菊田一夫は「22」と「8」のナンバーを生き切った人物だった

 数秘術的に見ると、菊田一夫は「22」というスピリチュアルなマスターナンバーを持った人です。「自分に厳しく、極限まで頑張ってしまう」というバイブレーションをもったナンバーであり、同時に周囲の幸せのために、命がけで働いて大きなプロジェクトを実現させる力をもっています。

  また、ディスタニー・ナンバーは「8」、ソウル・デザイアー・ナンバーも発財の「8」なので、そのバイブレーションどおりに権威と財力を手にし、リーダーシップを発揮して、人をうまく配置して名作と呼ばれる舞台を創り上げました。パーソナリティ・ナンバーは「9」っで、利他、人類愛、壮大な夢を実現するエネルギーですから、これもぴったり。作品を通して大衆の心を動かし、幸せにしました。

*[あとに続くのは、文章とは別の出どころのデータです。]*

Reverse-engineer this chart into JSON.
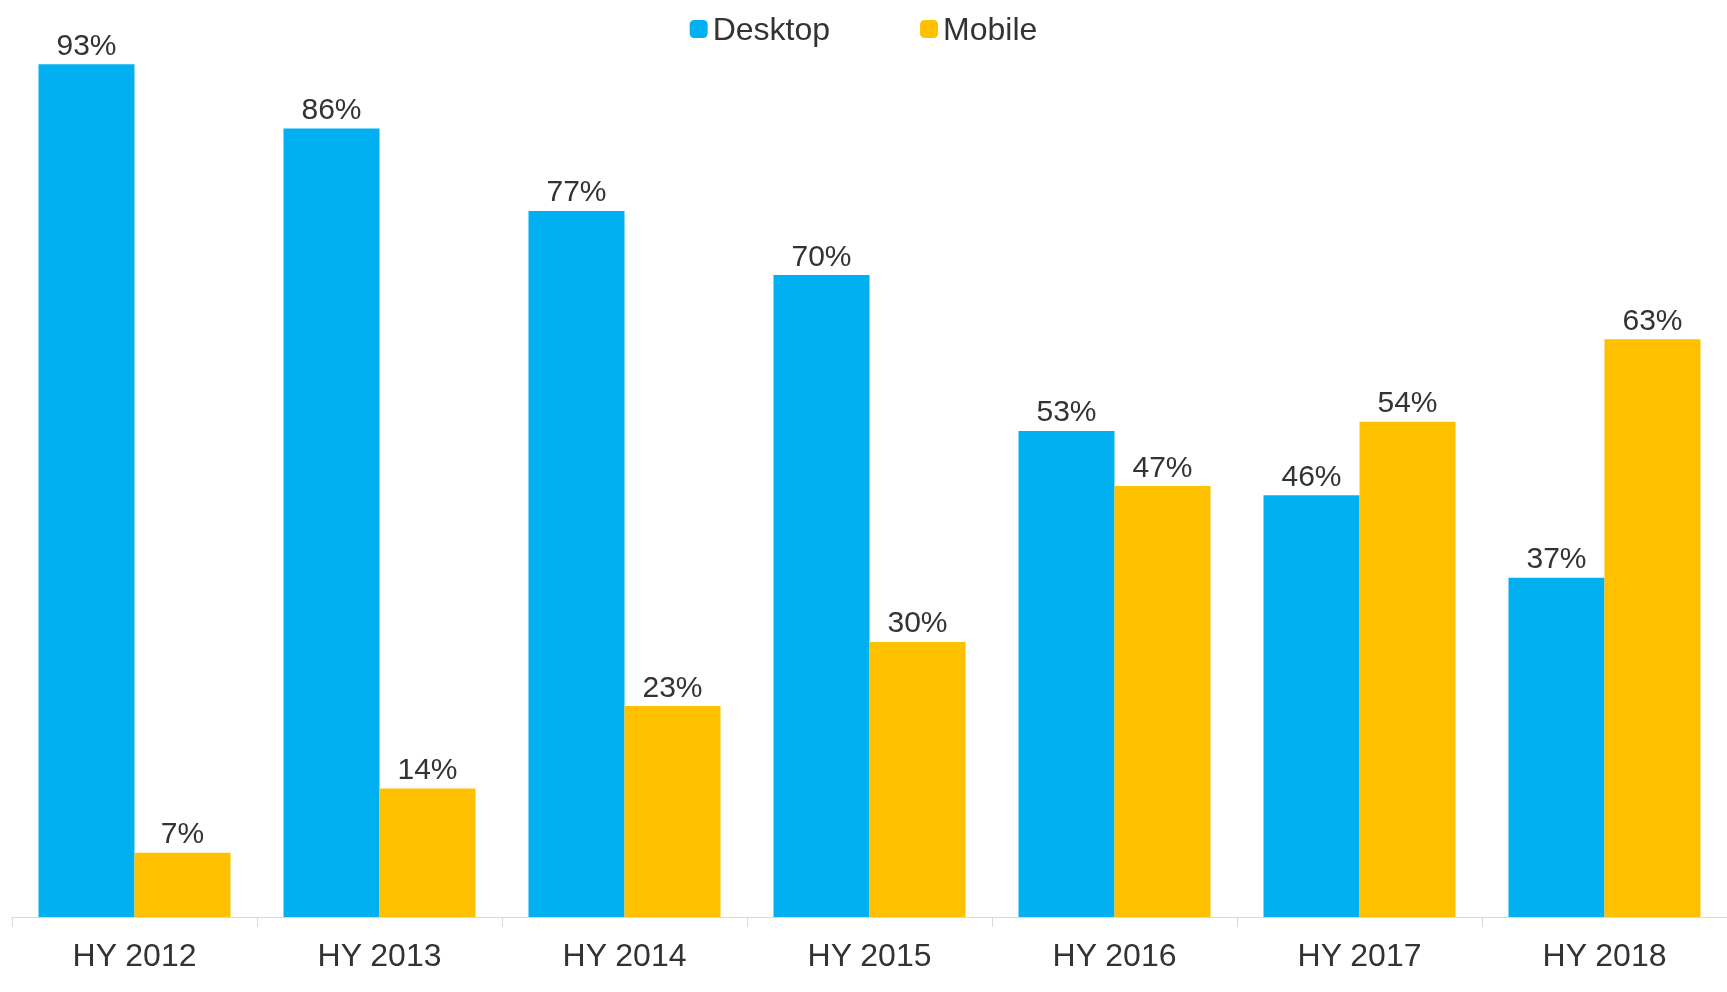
{
  "chart_data": {
    "type": "bar",
    "categories": [
      "HY 2012",
      "HY 2013",
      "HY 2014",
      "HY 2015",
      "HY 2016",
      "HY 2017",
      "HY 2018"
    ],
    "series": [
      {
        "name": "Desktop",
        "color": "#00b0f0",
        "values": [
          93,
          86,
          77,
          70,
          53,
          46,
          37
        ],
        "value_labels": [
          "93%",
          "86%",
          "77%",
          "70%",
          "53%",
          "46%",
          "37%"
        ]
      },
      {
        "name": "Mobile",
        "color": "#ffc000",
        "values": [
          7,
          14,
          23,
          30,
          47,
          54,
          63
        ],
        "value_labels": [
          "7%",
          "14%",
          "23%",
          "30%",
          "47%",
          "54%",
          "63%"
        ]
      }
    ],
    "legend": "top"
  }
}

 『ダル・レークの恋』はメロドラマのように見えて、実は決して心の乾きを満たせない男の寂寥を描いた作品で、後味はすこぶる苦いのです。月城かなとは彫りが深い日本人離れした美貌の持ち主で、キレイすぎて人が「悪く」見えるタイプのスターなので、ラッチマンのような複雑な内面を抱えた役にぴったりでした。演技・歌・踊りの技量も高いので、彼女の存在あってこそ、62年前の『ダル・レークの恋』が現代人の視聴に耐えうるクオリティに仕上がっていたように思います。